Le président Emmanuel Macron a annoncé qu’un hommage national serait rendu à M. Cordier.

“Quand la France était en péril, lui et ses compagnons prirent tous les risques pour que la France reste la France. Nous leur devons notre liberté et notre honneur”, a écrit le chef de l’Etat sur Twitter. Il est prévu que le dernier des compagnons qui s’éteindra sera inhumé au Mont-Valérien, le principal lieu d’exécution de résistants et d’otages par l’armée allemande pendant la Deuxième guerre mondiale.

Né le 10 août 1920, le Bordelais Daniel Cordier, un militant monarchiste adepte de l’écrivain Charles Maurras, rallie la France Libre fin juin 1940 à Londres. “Je suis le fils de la guerre de 1914. Mon enfance, ce sont les monuments aux morts, les mutilés, etc. Alors, en 1940, quand la France a perdu la guerre qu’elle avait gagnée vingt ans plus tôt, ça a été pour moi insupportable”, confiait-il il y a quelques années. A l’été 1941, il est nommé au service “Action” du Bureau central de Renseignements et d’Action (BCRA), les services secrets des Forces françaises libres (FFL).  Parachuté en France en 1942, il est embauché comme secrétaire par Jean Moulin à Lyon et reste au service de cette figure de la résistance jusqu’à l’arrestation de ce dernier en juin 1943. Pourchassé par la Gestapo, il retourne en Angleterre et continue de travailler pour le BCRA.

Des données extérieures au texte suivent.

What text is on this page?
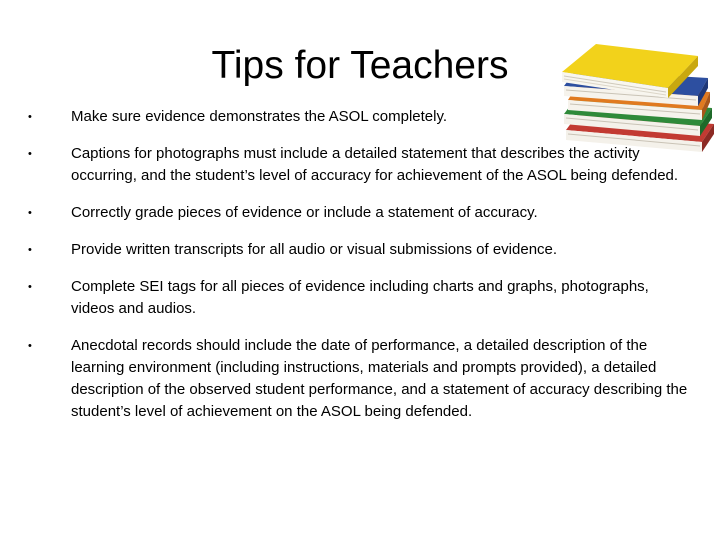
Tips for Teachers
•	Make sure evidence demonstrates the ASOL completely.
•	Captions for photographs must include a detailed statement that describes the activity occurring, and the student’s level of accuracy for achievement of the ASOL being defended.
•	Correctly grade pieces of evidence or include a statement of accuracy.
•	Provide written transcripts for all audio or visual submissions of evidence.
•	Complete SEI tags for all pieces of evidence including charts and graphs, photographs, videos and audios.
•	Anecdotal records should include the date of performance, a detailed description of the learning environment (including instructions, materials and prompts provided), a detailed description of the observed student performance, and a statement of accuracy describing the student’s level of achievement on the ASOL being defended.
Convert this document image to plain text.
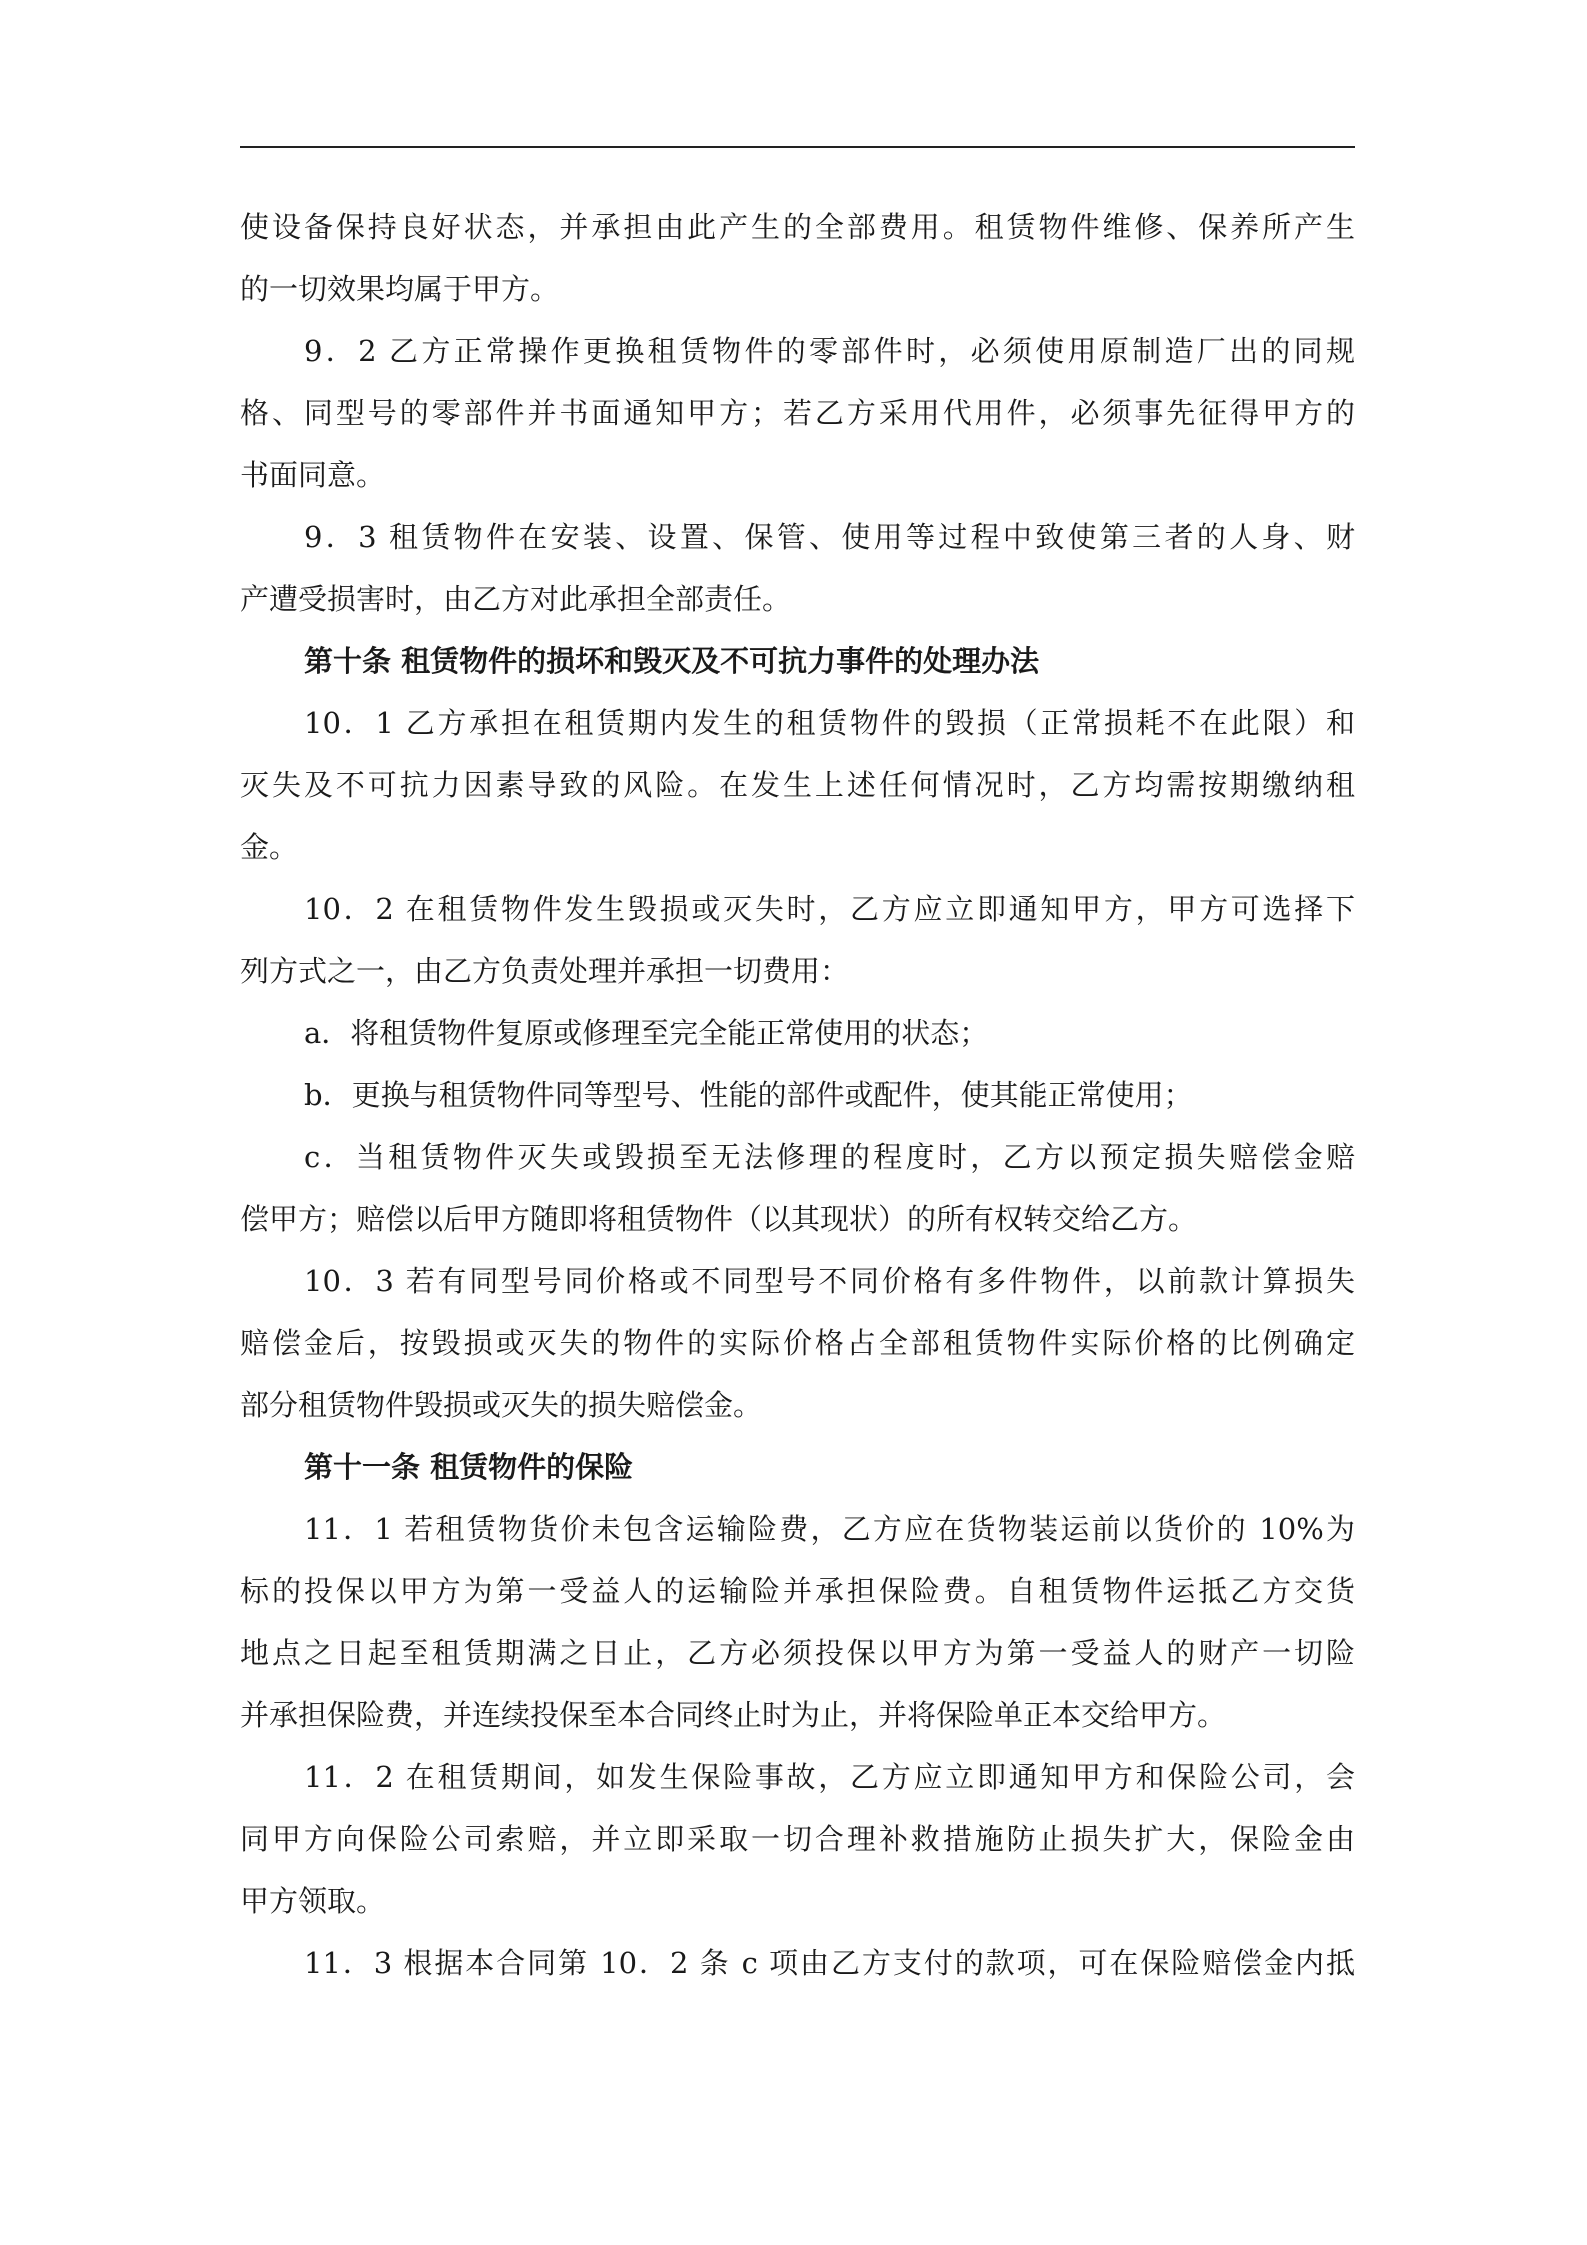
使设备保持良好状态，并承担由此产生的全部费用。租赁物件维修、保养所产生
的一切效果均属于甲方。
9．2 乙方正常操作更换租赁物件的零部件时，必须使用原制造厂出的同规
格、同型号的零部件并书面通知甲方；若乙方采用代用件，必须事先征得甲方的
书面同意。
9．3 租赁物件在安装、设置、保管、使用等过程中致使第三者的人身、财
产遭受损害时，由乙方对此承担全部责任。
第十条 租赁物件的损坏和毁灭及不可抗力事件的处理办法
10．1 乙方承担在租赁期内发生的租赁物件的毁损（正常损耗不在此限）和
灭失及不可抗力因素导致的风险。在发生上述任何情况时，乙方均需按期缴纳租
金。
10．2 在租赁物件发生毁损或灭失时，乙方应立即通知甲方，甲方可选择下
列方式之一，由乙方负责处理并承担一切费用：
a．将租赁物件复原或修理至完全能正常使用的状态；
b．更换与租赁物件同等型号、性能的部件或配件，使其能正常使用；
c．当租赁物件灭失或毁损至无法修理的程度时，乙方以预定损失赔偿金赔
偿甲方；赔偿以后甲方随即将租赁物件（以其现状）的所有权转交给乙方。
10．3 若有同型号同价格或不同型号不同价格有多件物件，以前款计算损失
赔偿金后，按毁损或灭失的物件的实际价格占全部租赁物件实际价格的比例确定
部分租赁物件毁损或灭失的损失赔偿金。
第十一条 租赁物件的保险
11．1 若租赁物货价未包含运输险费，乙方应在货物装运前以货价的 10%为
标的投保以甲方为第一受益人的运输险并承担保险费。自租赁物件运抵乙方交货
地点之日起至租赁期满之日止，乙方必须投保以甲方为第一受益人的财产一切险
并承担保险费，并连续投保至本合同终止时为止，并将保险单正本交给甲方。
11．2 在租赁期间，如发生保险事故，乙方应立即通知甲方和保险公司，会
同甲方向保险公司索赔，并立即采取一切合理补救措施防止损失扩大，保险金由
甲方领取。
11．3 根据本合同第 10．2 条 c 项由乙方支付的款项，可在保险赔偿金内抵
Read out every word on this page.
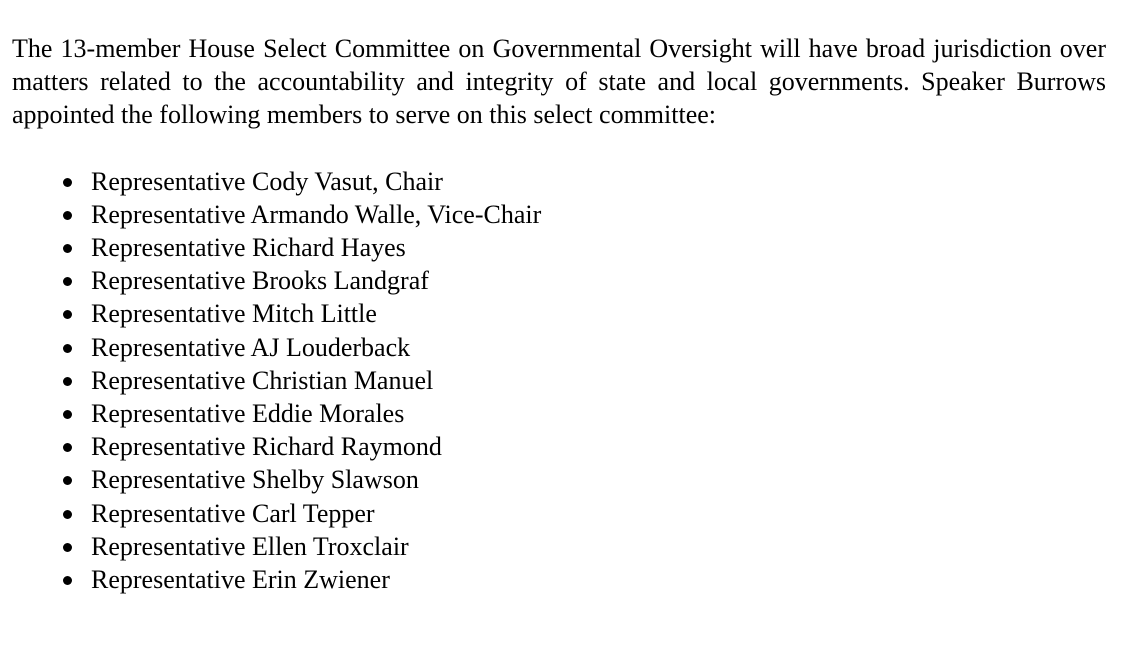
The 13-member House Select Committee on Governmental Oversight will have broad jurisdiction over matters related to the accountability and integrity of state and local governments. Speaker Burrows appointed the following members to serve on this select committee:

Representative Cody Vasut, Chair
Representative Armando Walle, Vice-Chair
Representative Richard Hayes
Representative Brooks Landgraf
Representative Mitch Little
Representative AJ Louderback
Representative Christian Manuel
Representative Eddie Morales
Representative Richard Raymond
Representative Shelby Slawson
Representative Carl Tepper
Representative Ellen Troxclair
Representative Erin Zwiener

Marchand de tableaux d’art contemporain et galeriste réputé après la guerre, il a donné des centaines d’œuvres au Musée Georges-Pompidou. En 1983, il a publié une colossale biographie de Jean Moulin.

Le jour de son 100e anniversaire, le 20 août, Emmanuel Macron lui avait téléphoné, le remerciant “pour l’exemple donné” durant la guerre et après.